Introduction

JavaScript is single-threaded. Your game loop, your physics, your terrain generation, your rendering. All fighting over one thread. Web Workers give you more threads. But moving data between threads means copying. SharedArrayBuffer removes that cost entirely.

What SharedArrayBuffer actually is

A normal ArrayBuffer is a fixed-length block of raw bytes in memory. You read and write to it through typed array views like Float32Array or Uint8Array.

A SharedArrayBuffer is the same thing with one critical difference. Multiple threads can access the same block of memory.

With a regular ArrayBuffer, when you postMessage it to a worker, one of two things happens. Either the browser copies the entire buffer. Or you "transfer" it, which means the original thread loses access entirely.

With SharedArrayBuffer, nothing moves. Nothing copies. Both threads see the exact same bytes in RAM.

// Main thread creates the buffer.
const buffer = new SharedArrayBuffer(4096);
const floats = new Float32Array(buffer);

// Send to worker. This does NOT copy. It sends a reference.
worker.postMessage({ buffer });

// Worker receives the same memory.
self.onmessage = (e) => {
  const floats = new Float32Array(e.data.buffer);
  floats[0] = 42.0; // Visible to the main thread immediately.
};

How this works under the hood

Every process on your computer has its own virtual address space. That means the OS gives each process the illusion that it has its own private chunk of memory, starting from address 0. But that is a lie. The actual physical RAM is shared across all processes. The OS maintains a page table that maps virtual addresses to physical addresses. A "page" is a fixed-size block of memory, usually 4 KB.
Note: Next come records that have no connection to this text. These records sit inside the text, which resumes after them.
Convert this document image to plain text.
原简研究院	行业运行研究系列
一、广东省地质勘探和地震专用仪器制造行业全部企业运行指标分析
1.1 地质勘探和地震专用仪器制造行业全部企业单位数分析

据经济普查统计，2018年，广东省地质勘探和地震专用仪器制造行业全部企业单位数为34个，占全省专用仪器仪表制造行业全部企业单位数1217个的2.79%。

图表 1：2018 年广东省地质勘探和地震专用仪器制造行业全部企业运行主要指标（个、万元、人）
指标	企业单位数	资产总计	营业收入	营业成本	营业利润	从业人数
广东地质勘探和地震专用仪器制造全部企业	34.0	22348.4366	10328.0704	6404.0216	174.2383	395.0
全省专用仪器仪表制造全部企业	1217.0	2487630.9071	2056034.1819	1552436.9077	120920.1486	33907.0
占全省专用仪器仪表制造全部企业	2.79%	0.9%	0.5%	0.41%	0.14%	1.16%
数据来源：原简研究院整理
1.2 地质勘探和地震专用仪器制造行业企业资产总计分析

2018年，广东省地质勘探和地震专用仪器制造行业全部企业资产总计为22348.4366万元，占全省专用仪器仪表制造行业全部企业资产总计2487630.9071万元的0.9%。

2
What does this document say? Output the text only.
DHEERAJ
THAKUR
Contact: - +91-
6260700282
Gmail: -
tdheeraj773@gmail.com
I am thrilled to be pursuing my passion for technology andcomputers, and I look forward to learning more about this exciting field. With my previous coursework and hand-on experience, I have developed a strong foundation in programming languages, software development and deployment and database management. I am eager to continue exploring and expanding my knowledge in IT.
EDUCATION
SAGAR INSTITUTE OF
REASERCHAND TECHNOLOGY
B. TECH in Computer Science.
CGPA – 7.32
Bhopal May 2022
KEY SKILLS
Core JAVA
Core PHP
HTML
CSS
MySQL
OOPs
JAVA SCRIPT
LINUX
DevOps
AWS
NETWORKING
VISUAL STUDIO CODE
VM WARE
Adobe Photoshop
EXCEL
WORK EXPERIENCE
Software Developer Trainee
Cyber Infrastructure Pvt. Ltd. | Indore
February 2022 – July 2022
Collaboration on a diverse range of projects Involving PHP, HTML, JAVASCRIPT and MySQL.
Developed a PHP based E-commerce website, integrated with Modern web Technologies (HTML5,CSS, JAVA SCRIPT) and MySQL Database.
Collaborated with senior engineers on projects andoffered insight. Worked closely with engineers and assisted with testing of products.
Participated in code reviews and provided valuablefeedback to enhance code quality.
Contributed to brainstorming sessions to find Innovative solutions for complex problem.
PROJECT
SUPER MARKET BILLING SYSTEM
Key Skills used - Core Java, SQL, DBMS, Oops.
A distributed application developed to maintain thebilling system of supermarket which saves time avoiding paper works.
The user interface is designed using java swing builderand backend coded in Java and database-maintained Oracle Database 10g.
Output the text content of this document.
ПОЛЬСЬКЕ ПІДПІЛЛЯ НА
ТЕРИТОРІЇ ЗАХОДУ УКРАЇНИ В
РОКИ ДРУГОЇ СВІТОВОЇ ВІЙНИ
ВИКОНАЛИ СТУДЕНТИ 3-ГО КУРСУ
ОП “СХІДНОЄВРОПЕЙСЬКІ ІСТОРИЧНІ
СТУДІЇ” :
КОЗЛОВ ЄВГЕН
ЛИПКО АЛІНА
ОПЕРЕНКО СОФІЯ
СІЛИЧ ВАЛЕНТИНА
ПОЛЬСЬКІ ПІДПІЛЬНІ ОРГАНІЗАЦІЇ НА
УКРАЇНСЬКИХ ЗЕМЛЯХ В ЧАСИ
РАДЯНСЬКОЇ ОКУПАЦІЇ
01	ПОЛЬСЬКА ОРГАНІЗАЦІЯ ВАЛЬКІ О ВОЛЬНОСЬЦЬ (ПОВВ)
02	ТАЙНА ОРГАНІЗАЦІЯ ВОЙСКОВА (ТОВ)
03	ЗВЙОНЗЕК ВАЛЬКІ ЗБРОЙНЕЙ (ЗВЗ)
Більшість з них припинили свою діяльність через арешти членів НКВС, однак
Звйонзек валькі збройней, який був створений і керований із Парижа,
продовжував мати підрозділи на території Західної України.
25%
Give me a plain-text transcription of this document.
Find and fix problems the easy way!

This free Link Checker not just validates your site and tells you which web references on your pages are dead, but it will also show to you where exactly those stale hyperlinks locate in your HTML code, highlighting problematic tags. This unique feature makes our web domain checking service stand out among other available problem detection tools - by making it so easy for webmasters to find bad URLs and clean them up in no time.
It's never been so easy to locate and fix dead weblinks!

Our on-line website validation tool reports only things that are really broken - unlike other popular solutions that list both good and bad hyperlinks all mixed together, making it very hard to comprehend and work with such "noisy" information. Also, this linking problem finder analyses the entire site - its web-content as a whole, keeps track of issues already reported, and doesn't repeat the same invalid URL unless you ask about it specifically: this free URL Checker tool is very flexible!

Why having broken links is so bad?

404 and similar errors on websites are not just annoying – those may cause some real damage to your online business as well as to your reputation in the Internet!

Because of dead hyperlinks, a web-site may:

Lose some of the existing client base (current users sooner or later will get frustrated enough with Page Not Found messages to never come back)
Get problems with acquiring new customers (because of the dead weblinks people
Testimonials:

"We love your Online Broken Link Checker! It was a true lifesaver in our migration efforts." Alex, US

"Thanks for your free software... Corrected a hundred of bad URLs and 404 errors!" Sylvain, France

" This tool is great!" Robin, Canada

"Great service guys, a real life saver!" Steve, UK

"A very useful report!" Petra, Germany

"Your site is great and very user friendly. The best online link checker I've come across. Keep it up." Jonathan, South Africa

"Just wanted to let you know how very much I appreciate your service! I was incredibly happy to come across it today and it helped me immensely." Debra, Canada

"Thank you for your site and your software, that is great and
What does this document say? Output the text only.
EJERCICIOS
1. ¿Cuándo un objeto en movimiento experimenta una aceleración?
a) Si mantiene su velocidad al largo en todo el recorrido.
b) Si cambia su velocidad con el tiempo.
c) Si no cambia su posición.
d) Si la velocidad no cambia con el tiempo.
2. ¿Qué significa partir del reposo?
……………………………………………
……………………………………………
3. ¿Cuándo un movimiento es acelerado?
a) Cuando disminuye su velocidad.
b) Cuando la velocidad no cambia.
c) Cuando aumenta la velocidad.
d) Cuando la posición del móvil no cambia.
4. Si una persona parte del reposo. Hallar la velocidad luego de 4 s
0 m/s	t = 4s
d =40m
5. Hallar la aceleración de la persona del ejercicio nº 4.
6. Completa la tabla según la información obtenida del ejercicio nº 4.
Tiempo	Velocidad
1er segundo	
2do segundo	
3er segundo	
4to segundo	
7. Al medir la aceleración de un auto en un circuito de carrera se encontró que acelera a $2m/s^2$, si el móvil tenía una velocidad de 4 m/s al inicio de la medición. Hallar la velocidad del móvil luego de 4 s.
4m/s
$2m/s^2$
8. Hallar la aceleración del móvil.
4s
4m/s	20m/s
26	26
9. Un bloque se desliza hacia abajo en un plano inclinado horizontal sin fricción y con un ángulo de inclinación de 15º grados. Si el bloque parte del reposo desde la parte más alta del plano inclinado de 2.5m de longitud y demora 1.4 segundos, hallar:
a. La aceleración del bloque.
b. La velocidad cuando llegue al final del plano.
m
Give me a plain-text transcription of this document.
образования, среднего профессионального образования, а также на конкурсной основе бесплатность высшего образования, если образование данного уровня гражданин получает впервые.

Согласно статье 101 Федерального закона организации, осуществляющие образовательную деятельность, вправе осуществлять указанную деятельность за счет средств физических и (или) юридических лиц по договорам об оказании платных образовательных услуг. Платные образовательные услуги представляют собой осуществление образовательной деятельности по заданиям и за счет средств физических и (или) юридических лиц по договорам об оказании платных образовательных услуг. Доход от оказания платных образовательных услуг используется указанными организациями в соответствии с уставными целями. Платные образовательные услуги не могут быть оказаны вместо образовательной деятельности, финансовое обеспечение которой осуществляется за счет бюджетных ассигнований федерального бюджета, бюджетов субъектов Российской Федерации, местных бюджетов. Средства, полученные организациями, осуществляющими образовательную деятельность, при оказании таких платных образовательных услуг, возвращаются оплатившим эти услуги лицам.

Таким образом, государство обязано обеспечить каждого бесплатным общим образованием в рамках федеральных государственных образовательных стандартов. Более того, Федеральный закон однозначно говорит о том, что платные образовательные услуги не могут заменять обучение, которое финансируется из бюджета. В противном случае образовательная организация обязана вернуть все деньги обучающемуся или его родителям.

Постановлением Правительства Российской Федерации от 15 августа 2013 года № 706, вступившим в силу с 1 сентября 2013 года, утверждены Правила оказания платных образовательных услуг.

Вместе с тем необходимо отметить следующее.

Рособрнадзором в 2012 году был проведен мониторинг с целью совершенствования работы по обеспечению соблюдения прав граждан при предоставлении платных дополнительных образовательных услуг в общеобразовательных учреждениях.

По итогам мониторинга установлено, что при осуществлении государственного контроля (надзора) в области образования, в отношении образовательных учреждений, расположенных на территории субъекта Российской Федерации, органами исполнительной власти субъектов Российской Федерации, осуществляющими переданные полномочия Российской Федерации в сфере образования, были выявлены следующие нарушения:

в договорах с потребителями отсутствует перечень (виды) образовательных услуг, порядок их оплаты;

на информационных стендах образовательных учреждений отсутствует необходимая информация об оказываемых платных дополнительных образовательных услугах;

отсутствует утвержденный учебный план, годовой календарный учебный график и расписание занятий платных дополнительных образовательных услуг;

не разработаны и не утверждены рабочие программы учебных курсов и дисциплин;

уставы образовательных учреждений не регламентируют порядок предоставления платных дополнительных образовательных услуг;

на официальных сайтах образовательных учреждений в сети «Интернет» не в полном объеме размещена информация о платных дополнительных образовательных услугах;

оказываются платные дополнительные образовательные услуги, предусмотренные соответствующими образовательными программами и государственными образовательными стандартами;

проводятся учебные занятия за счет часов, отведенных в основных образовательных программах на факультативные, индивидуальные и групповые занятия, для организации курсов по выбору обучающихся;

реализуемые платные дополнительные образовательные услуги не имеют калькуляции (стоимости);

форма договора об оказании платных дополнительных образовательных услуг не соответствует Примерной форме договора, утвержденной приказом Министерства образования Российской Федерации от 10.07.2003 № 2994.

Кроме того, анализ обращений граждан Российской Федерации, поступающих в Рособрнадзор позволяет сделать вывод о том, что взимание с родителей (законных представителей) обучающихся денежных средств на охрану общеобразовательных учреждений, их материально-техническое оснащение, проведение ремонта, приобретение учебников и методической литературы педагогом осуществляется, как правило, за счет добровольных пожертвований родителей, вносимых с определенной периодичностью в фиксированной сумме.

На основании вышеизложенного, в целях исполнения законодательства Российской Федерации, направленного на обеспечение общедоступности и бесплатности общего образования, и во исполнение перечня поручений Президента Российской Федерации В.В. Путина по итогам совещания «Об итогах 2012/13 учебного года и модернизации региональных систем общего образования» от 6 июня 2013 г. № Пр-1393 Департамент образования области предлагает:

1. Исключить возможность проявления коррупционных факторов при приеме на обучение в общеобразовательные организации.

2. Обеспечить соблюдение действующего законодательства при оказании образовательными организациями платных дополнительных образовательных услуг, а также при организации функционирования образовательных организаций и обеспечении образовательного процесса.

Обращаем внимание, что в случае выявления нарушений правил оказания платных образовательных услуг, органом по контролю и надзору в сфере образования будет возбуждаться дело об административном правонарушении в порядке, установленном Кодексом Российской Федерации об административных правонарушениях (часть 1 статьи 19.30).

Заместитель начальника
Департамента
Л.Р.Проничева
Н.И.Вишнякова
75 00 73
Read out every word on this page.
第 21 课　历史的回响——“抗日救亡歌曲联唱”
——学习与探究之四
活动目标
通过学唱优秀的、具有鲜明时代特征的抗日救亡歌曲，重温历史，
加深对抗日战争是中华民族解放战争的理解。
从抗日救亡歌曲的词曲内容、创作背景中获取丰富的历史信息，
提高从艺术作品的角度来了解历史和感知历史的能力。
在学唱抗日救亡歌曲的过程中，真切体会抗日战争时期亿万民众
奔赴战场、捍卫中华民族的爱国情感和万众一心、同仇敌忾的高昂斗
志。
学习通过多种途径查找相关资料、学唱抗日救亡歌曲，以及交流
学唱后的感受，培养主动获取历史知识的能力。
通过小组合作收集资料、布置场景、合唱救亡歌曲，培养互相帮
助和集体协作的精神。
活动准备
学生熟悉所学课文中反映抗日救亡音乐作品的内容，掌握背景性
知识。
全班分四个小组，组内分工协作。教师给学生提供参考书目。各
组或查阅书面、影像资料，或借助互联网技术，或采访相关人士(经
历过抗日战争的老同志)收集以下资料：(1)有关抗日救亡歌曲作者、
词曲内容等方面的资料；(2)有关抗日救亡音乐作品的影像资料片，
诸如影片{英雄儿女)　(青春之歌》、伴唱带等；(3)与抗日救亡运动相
When you create a normal ArrayBuffer, the browser asks the OS to allocate some pages of physical memory. Those pages are mapped into the current thread's virtual address space. Only that thread can see them. When you postMessage this buffer to a worker, the browser allocates new physical pages for the worker, copies the bytes over, and maps those new pages into the worker's address space. Two separate physical memory regions. That is the copy.

When you create a SharedArrayBuffer, the browser does something different. It allocates physical pages, but maps those same physical pages into both the main thread's and the worker's virtual address spaces. Two virtual addresses, one physical location. The OS page table makes this possible. It is the same mechanism that powers shared memory in C (mmap with MAP_SHARED, or POSIX shm_open).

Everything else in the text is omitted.